Tintorera
Autres titres: Tintorera du sang dans la mer / Tintorera les dents d'acier / Les dents d'acier / Le monstre aux dents d'acier / Tintorera the tiger shark / The silent death / Bloody waters
Real: René Cardona Jr
Année: 1977
Origine: Mexique
Genre: Horreur
Durée: 126mn
Acteurs: Hugo Stiglitz, Andres Garcia, Susan George, Fiona Lewis, Jennifer Ashley, Manuel Alvarado, Charles East, Pamela Garner, Erika Carlson, Alexander Chianguerotti...
Résumé: Esteban et Miguel, deux amis d'enfance, sont chasseurs de requins dans les mers du Sud. Entre deux parties de chasse, ils aiment séduire les jolies touristes. La belle américaine avec qui ils sont tous deux sortis l'autre nuit a disparu. La jeune femme a été happée par un redoutable requin tigre, Tintorera. Esteban et Miguel invitent tout un groupe d'estivantes sur leur yacht. Drague, danse, fête et alcool sont au programme. Mais Tintorera veille et s'apprête à attaquer. Miguel comprend alors le danger qui les guette et l'impitoyable combat qu'il va devoir livrer contre le squale...
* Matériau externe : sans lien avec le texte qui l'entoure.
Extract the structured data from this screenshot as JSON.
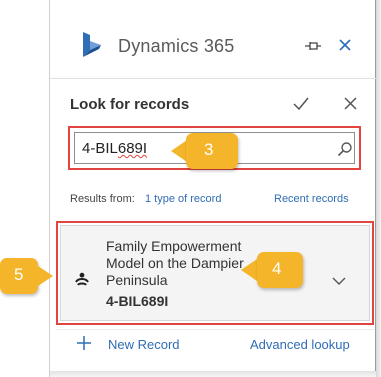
{
  "header": {
    "brand": "Dynamics 365"
  },
  "lookup": {
    "title": "Look for records",
    "search_value_main": "4-BIL",
    "search_value_misspelled": "689I"
  },
  "results": {
    "from_label": "Results from:",
    "type_link": "1 type of record",
    "recent_link": "Recent records"
  },
  "record": {
    "name": "Family Empowerment Model on the Dampier Peninsula",
    "id": "4-BIL689I"
  },
  "footer": {
    "new_record": "New Record",
    "advanced_lookup": "Advanced lookup"
  },
  "callouts": {
    "search": "3",
    "expand": "4",
    "record_icon": "5"
  },
  "colors": {
    "accent": "#2f6db5",
    "highlight": "#e0453f",
    "callout": "#f5b52a"
  }
}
Suite au succès mondial de Jaws de Steven Spielberg, nombreux vont être les réalisateurs qui vont alors surfer sur la vague des films de requins. Toute une vague de squales allait donc envahir nos écrans, tentant de reprendre avec plus ou moins de bonheur la trame de Jaws. Si l'Italie fut la première à s'emparer du phénomène avec notamment La mort au large de Castellari, le Mexique allait lui aussi nous offrir sa version grâce à l'infatigable René Cardona Jr, un des spécialistes au même titre que son père du cinéma Bis mexicain. Infatigable certes mais surtout très inégal puisque capable du meilleur comme du pire. C'est malheureusement dans cette dernière catégorie que se classe Tintorera du sang dans la mer connu également sous les titres Les dents d'acier et Le monstre aux dents d'acier.
Plus ou moins inspiré des écrits de Ramon Bravo, Tintorera, nom donné à un énorme requin tigre, s'éloigne cette fois du traditionnel schéma type du film animalier puisque le film de Cardona ressemble plus à un joli film de vacances délurées qu'à un film d'horreur à proprement parler. En fait Tintorera pourrait très bien se diviser en deux parties distinctes. La première nous offre une très longue vision de la vie exotique par le biais d'un groupe de personnages mené par deux amis pêcheurs, Esteban et Miguel, dont la philosophie se résume en deux mots: whisky et jolies filles. La plus grande partie du film soit plus de deux heures dans sa version intégrale, nous propulse au large des mers du Sud sur le yacht des deux pêcheurs où sont rassemblés de joyeux estivants et surtout estivantes qui lorsqu'ils ne dorment pas, s'enivrent, draguent et font l'amour. Autant dire que cela est particulièrement fastidieux puisqu'il ne se passe rien. Lorsqu'il quitte son petit bateau, Cardona balade sa caméra le long des plages ensoleillées et filme les paysages côtiers droit sortis d'un dépliant touristique lorsqu'il ne s'attarde pas sur les fessiers gourmands de ses actrices. En fait, Tintorera dont la lenteur de la mise en scène risque de faire sombrer le spectateur dans une douce léthargie est une jolie carte postale, baignée de soleil, toute frémissante au son des vagues sur lesquelles nos protagonistes la plupart du temps nus s'ébattent, insouciants, lorsqu'ils ne folâtrent pas cheveux aux vents en récitant d'assommants dialogues. Sea sex and sun tel semble avoir été le credo du réalisateur qui oublie un peu trop qu'au départ il était censé réaliser un film d'horreur.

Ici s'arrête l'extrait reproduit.